When you begin feeling too relaxed, understand that you’re about to get smacked with a doozy of a plot twist.

CONTEMPORARY FICTION

Katherine Center

How to Walk Away: A Novel

St. Martin’s Press

Hardcover, 978-1-2501-4906-0, 320 pgs.

May 15, 2018

 

 

Margaret Jacobsen has her fingertips on the brass ring. She’s the beautiful, dutiful younger daughter of Anglo, upper-middle-class strivers in Austin, Texas, possessor of a brand-new MBA degree, favored candidate for a dream job, and certain her longtime boyfriend, Chip, is going to propose to her today. The only clouds in Margaret’s sky are an estranged older sister and an intense fear of flying, which is unfortunate because her phobia may limit their choice of honeymoon destinations and Chip is in the process of earning a pilot’s license.

 

Margaret was right; Chip did propose to her—after bullying her, in that jocular but insistent manner every woman on the planet will recognize, into the cockpit of the Cessna he had been training in and promptly crashing it, the plane cartwheeling before wedging in a ditch and catching fire. Chip escapes but Margaret must be cut out of the wreckage, requiring skin grafts, questioning whether she’ll walk again.

 

How to Walk Away: A Novel is the latest work of contemporary fiction from Houston’s Katherine Center. A graduate of the University of Houston’s renowned creative writing program, Center has published six novels. As is Center’s specialty, How to Walk Away is sweet without the sap, an uplifting, feel-good tale without being predictable.

 

Initially I thought Margaret’s wisecracking in the immediate aftermath of a spinal cord injury incongruous (“They say everybody loses time in the ICU. It’s basically Vegas in there, minus the showgirls and slot machines.”), but then I realized her first-person narrative is a fictional memoir, told from the remove of a decade. In the beginning, Margaret is a likeable enough character—if lacking in backbone—a generic yuppie aspiring to McMansion-hood, but she tells her story from the future as a transformed woman, a nuanced, sympathetic character.

 

The remainder of the cast have fewer dimensions than Margaret and don’t receive the same opportunities for growth, but are interesting and entertaining, nevertheless. Margaret’s father is understood to be active behind the scenes; her mother is almost insufferable (“[Mom] could always find the downside. And she had no filter, so once she found it, everybody else had to find it, too.”); Chip proves to be an asinine coward of breathtaking selfishness (“Do you know I escaped that crash without a scratch?” Chip said … “the plane is totaled. You … are totaled.”); Ian the Scottish physical therapist is appropriately brooding and mysterious; older sister Kit makes her energetic, grand re-entrance as a breath of fresh air.

 

Center’s writing is markedly emotionally astute—I suspect she was a psychoanalyst in a former life. Her families are authentically complicated, her characters’ interactions fraught with the disconnect between heart and mind. Center is particularly good at conveying shock and grief, employing a blend of sardonic nonchalance that should be patented. Center’s technique allows the devastation to sneak up on you. When you begin feeling too relaxed, understand that you’re about to get smacked with a doozy of a plot twist.

 

How to Walk Away is quickly and evenly paced. Subplots involving the estranged sister, a difficult mother, the hospital edition of office politics, and the possibility of new romance service the main plotline instead of distracting from it.

 

How to Walk Away is recommended reading for your summer vacation, whether you take it to the beach or your backyard hammock.

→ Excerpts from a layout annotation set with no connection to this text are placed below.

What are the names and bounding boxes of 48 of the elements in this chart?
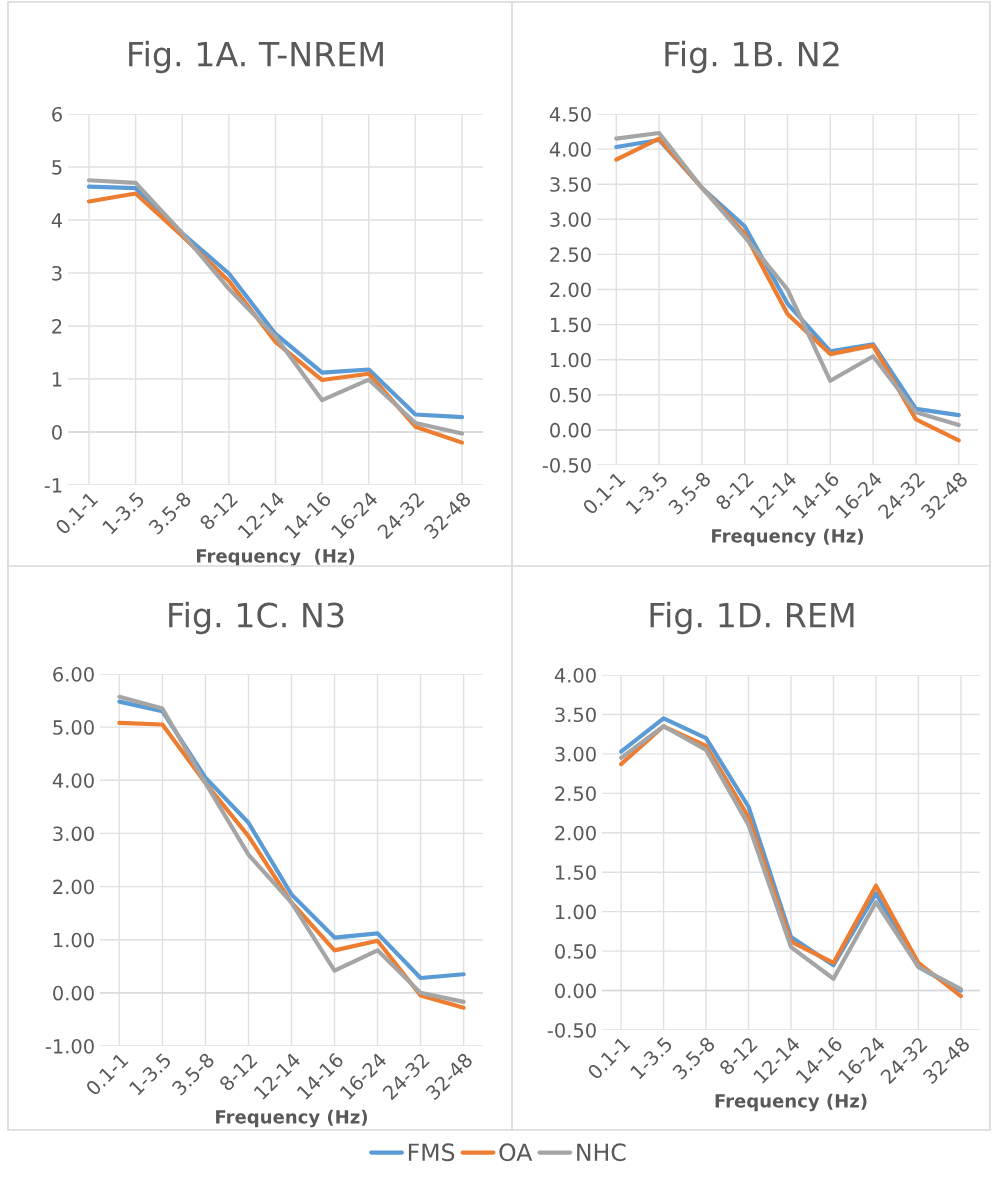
y-tick-label: 0.00 [555,983,596,999]
y-tick-label: 1.50 [550,317,591,333]
y-tick-label: 4.00 [549,142,591,157]
y-tick-label: -1.00 [45,1038,94,1054]
legend-label: FMS [408,1143,455,1162]
y-tick-label: 5.00 [53,720,94,735]
y-tick-label: 1.00 [53,932,94,948]
chart-title: Fig. 1B. N2 [665,40,839,74]
legend-label: OA [499,1143,533,1162]
y-tick-label: 3.50 [555,707,596,723]
y-tick-label: 1.00 [555,904,596,920]
y-tick-label: 2 [52,318,62,334]
y-tick-label: 2.50 [555,786,596,801]
y-tick-label: 2.00 [555,825,596,841]
y-tick-label: 3.00 [550,212,591,227]
y-tick-label: 1.50 [555,865,596,880]
x-axis-title: Frequency (Hz) [216,1109,367,1128]
y-tick-label: 1.00 [550,352,591,368]
y-tick-label: 4.00 [52,773,94,788]
x-axis-title: Frequency (Hz) [715,1093,867,1112]
y-tick-label: 4.50 [549,106,591,122]
x-axis-title: Frequency (Hz) [196,548,355,567]
y-tick-label: 0.50 [555,944,596,959]
y-tick-label: 4.00 [554,667,596,683]
legend-label: NHC [577,1143,626,1162]
chart-title: Fig. 1C. N3 [169,601,344,635]
y-tick-label: 3.50 [550,177,591,192]
y-tick-label: 0 [52,424,62,440]
y-tick-label: 5 [52,160,62,175]
y-tick-label: 3.00 [53,826,94,842]
y-tick-label: 2.50 [550,247,591,263]
y-tick-label: 2.00 [53,879,94,895]
y-tick-label: 0.00 [550,422,591,438]
x-axis-title: Frequency (Hz) [712,528,863,547]
y-tick-label: 4 [51,213,63,228]
y-tick-label: 1 [52,372,62,387]
y-tick-label: -1 [44,478,62,493]
y-tick-label: 6 [52,106,62,122]
chart-title: Fig. 1D. REM [650,601,854,635]
chart-title: Fig. 1A. T-NREM [129,40,383,74]
y-tick-label: 0.00 [53,985,94,1001]
y-tick-label: 0.50 [550,387,591,403]
y-tick-label: -0.50 [547,1022,596,1038]
y-tick-label: -0.50 [542,457,591,473]
y-tick-label: 6.00 [53,666,94,682]
y-tick-label: 3.00 [555,746,596,762]
y-tick-label: 2.00 [550,282,591,298]
y-tick-label: 3 [52,265,62,281]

Katherine Center is the author of several novels, including Happiness for Beginners, The Bright Side of Disaster, Everyone Is Beautiful, Get Lucky, and The Lost Husband. Her books and essays have appeared in Redbook, People, USA Today, Vanity Fair, and Real Simple, as well as the anthologies Because I Love Her, CRUSH, and My Parents Were Awesome. Center is a graduate of Vassar College and the University of Houston's Creative Writing Program. She lives in Houston with her husband and two sweet children.